Family Affairs uplifts and equips parents as a way of creating a safe society where women and children can develop. Salesian Life Choices provides parental skills training and one-on-one sessions with a therapist and a job search counselor to groups of parents/guardians in previously disadvantaged communities.

Louisa says that even though she felt nervous in the beginning of the seven-week parental skills sessions, by the third session she felt confident and began using the tools she learned.

“I remember one day that Nico was angry; I was telling him to do chores around the house but he wouldn’t listen and became a bit rude. Normally I would shout at him, but at Family Affairs we were told that many times children misbehave because they feel un-ease about something but are unable to express it in the right manner. So instead of raising my voice at him, we spoke about what was going on. At first he didn’t want to talk, but after I encouraged him and told him that I care, he started sharing. We have done this a few times already and I can see a difference in our relationship.”

Louisa adds that because of the support of the group she began sharing her personal story, “I was unaware the programme would also help me heal from my past.”

Growing up in the Cape Flats, Louisa faced many challenges in her life. She lost her young son, who at a year old was knocked by a car and also lost her 20-year-old niece who was murdered. “I thought I had dealt with everything by just trying to move forward, but through the programme I realised that I had never dealt with my losses.”
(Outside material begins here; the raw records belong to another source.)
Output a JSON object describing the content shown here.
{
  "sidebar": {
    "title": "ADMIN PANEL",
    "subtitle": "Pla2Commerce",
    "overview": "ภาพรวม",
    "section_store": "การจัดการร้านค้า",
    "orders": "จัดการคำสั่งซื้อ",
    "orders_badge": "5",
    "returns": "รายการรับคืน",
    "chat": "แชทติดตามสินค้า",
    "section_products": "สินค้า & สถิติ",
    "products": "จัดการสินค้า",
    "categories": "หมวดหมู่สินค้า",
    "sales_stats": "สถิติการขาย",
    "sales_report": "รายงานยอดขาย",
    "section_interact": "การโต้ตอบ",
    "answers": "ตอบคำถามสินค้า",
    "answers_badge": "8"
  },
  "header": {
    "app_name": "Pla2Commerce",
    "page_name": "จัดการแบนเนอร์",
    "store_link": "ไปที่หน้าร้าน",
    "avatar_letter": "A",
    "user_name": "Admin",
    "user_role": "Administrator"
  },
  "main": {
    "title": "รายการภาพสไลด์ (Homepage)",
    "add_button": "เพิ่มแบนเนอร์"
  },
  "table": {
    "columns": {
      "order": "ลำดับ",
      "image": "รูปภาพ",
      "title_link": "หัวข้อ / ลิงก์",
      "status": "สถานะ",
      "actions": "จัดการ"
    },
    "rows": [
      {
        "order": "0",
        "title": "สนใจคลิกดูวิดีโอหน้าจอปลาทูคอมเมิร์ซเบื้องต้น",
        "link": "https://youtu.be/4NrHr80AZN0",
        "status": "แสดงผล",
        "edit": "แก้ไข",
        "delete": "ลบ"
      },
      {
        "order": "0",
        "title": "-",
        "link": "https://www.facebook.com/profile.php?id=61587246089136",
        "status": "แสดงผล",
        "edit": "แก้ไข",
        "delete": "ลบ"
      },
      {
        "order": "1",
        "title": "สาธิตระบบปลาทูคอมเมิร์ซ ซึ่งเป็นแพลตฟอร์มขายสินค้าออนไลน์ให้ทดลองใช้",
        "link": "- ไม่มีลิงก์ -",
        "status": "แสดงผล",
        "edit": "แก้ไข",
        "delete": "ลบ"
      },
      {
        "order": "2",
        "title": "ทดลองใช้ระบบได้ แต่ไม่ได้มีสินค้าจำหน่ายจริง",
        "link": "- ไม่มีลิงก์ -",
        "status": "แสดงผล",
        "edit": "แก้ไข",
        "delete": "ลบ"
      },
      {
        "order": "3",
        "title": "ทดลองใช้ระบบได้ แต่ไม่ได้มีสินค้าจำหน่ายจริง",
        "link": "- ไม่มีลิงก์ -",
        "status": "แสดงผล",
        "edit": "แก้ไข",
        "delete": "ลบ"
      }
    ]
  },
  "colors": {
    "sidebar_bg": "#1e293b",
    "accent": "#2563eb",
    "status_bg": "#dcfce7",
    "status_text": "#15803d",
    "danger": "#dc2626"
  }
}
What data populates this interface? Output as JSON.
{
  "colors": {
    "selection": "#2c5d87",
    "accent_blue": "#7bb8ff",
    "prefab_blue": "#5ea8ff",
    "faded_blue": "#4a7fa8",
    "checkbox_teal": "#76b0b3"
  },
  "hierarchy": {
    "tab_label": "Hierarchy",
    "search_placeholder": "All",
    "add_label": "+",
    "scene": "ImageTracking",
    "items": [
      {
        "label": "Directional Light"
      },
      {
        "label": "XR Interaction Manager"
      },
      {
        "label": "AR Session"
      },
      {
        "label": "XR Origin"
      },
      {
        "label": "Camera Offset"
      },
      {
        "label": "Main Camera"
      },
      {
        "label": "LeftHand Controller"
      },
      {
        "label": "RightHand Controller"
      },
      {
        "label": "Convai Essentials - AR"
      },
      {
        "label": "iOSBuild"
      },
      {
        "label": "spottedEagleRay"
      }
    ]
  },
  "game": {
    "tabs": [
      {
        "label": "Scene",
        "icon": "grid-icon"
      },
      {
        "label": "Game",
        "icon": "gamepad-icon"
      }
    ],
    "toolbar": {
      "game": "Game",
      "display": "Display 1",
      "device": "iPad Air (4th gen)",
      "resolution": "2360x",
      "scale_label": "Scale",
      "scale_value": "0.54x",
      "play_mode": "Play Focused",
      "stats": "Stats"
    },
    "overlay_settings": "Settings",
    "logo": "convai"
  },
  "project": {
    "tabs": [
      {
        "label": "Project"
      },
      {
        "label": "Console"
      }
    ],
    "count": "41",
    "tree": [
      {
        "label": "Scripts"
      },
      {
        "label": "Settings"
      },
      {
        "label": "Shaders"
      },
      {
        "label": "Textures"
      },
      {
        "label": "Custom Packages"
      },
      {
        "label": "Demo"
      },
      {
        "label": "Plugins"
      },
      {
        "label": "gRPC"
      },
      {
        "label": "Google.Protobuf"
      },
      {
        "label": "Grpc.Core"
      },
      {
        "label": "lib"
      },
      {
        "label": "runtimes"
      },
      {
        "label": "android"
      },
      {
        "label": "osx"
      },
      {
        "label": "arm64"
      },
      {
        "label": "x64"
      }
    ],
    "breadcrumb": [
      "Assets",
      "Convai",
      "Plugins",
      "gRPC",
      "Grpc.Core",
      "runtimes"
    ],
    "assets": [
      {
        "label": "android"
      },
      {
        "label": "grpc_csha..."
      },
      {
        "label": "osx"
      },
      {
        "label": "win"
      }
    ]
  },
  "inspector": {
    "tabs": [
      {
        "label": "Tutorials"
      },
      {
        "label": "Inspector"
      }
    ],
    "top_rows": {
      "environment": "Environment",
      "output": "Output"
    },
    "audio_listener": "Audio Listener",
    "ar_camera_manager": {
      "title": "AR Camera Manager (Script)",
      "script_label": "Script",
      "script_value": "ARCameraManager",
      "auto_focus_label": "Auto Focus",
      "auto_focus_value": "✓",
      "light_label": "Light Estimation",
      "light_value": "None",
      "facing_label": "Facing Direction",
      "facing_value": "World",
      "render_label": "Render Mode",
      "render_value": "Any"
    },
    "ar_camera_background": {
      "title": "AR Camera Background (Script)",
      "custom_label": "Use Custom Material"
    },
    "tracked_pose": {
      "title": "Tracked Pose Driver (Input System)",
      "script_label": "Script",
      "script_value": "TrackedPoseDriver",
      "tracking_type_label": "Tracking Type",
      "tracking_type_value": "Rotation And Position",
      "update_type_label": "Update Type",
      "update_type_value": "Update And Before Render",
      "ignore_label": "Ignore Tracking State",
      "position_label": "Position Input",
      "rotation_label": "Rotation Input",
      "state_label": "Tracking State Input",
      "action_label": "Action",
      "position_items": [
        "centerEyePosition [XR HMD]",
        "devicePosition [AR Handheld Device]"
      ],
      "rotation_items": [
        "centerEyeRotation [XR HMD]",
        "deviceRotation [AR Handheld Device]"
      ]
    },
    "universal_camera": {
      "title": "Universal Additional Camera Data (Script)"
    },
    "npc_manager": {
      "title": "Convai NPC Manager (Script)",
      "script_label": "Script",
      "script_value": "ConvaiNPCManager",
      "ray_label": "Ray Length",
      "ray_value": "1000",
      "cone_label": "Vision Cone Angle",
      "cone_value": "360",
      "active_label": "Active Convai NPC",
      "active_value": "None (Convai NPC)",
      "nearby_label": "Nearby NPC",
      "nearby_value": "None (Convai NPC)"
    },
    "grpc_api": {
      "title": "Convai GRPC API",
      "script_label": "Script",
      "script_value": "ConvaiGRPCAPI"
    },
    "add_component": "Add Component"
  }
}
She adds that along with the training she received through the programme, she gained from the one-on-one counselling that she received from the Salesian Life Choices therapist.

“One of the things the therapist told me to do was to write a letter to my niece. So I wrote about how I was feeling, I told her why I love and miss her. It was the first time I did that and it helped. It helped me remember the good and not only the horrible way in which she was taken away. I placed the letter in an envelope along with her pictures. Today, I can look at a photo of her and not cry.”

Louisa explains that she joined the training for Nico but through the process she has truly benefitted herself.

“I thought I would learn to be a better parent. And it is true that I have, but I have also learned so much more about myself, I have healed. The best part is that I know I have become a better parent through becoming a better person.”

The effect of the programme is evident in many areas of Louisa’s life.

“We would talk about self-confidence and discuss ways in which we can make our lives better. Something happened to me through those talks. I haven’t worked in years and have mostly depended on my husband for money. But, after the programme I started thinking of ways to make a difference in my life. I started my own business, selling sweets, chips and on hot days ice cream to the children in the area. Sometimes I make R70, and sometimes R100 of profit for the week. I know it sounds little but it makes me feel so good about myself.”

Another change for Louisa is that she has decided to open her home to more children.

“I’ve decided to become a safety parent, there are many children in my community who need love and care and I want to be there for them. I’ve spoken to the social worker and I am going through the assessment process. I already have clothes for the children, I can’t wait to have them around.”